I haven't checked in on Fred Barnes' wildly partisan alternate universe in a while. The latest development there is that President Obama is incredibly stubborn and refuses to compromise on anything:

Obama has talked about compromise, but has neither sought nor produced a single one. 
Obama has succumbed to the temptation of large majorities. The lopsided Democratic margins—59-41 in the Senate, 254-177 (four vacancies) in the House—allowed him to win approval of his health care plan without making a single meaningful concession to Republicans. And he’s pursuing a partisan, no-compromise strategy with his remaining initiatives this year.

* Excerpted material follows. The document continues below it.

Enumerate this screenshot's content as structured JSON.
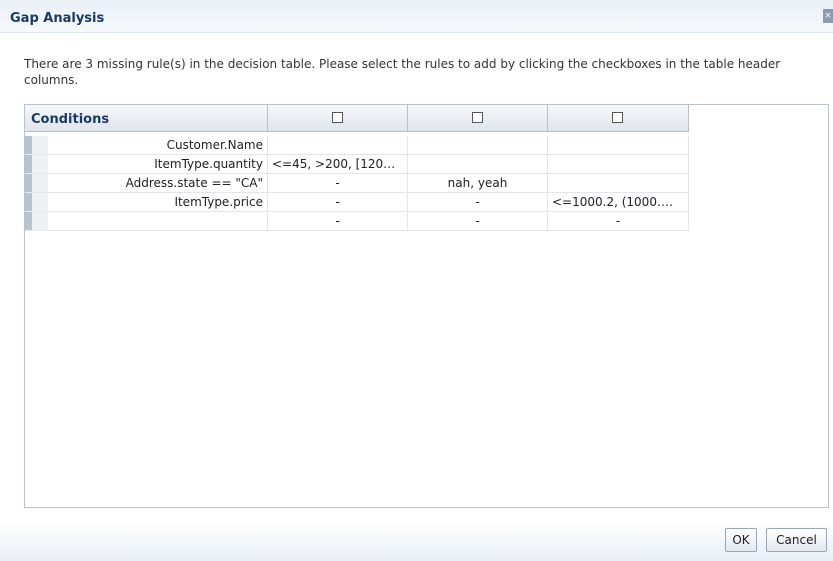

Wow. The health care law, in addition to compromising away the public plan (which Barnes has apparently never heard of), was based in its very structure on extensive bipartisan negotiations in the Senate. The stimulus was compromised by hundreds of billions of dollars, and consisted of nearly 40% tax cuts. Financial regulation is currently being shaped by extensive bipartisan negotiations. (To be sure, Obama began by daring Republicans to oppose the bill, but he's since welcomed compromise.) And Obama selected Elena Kagan for the Supreme Court over more liberal alternatives largely because she enjoyed significant GOP support.

Barnes, of course, spent the Bush years taking dictation from Karl Rove's office, and lauding Bush's ultra-partisan strategy. Now he's a believer in compromise. Such a believer that his new model is Henry Clay:

I go for honorable compromise whenever it can be made. Life itself is but a compromise between death and life, the struggle continuing throughout our whole existence. .  .  . All legislation, all government, all society, is formed upon the principle of mutual concession, politeness, comity, courtesy; upon these, everything is based.”
Those are not the words of President Obama, though he would have you believe they express a sentiment he personifies. Rather, they come from a Senate debate in 1850 and were spoken by Henry Clay, known then and now as the Great Compromiser.
Clay authored the three greatest compromises in American history, two limiting the spread of slavery outside the South (1820, 1850) and one on tariffs (1833).

Of course, the 1850 compromise included the Fugitive Slave Act, which was not only barbaric but also inflamed the issue and helped lead to the Civil War.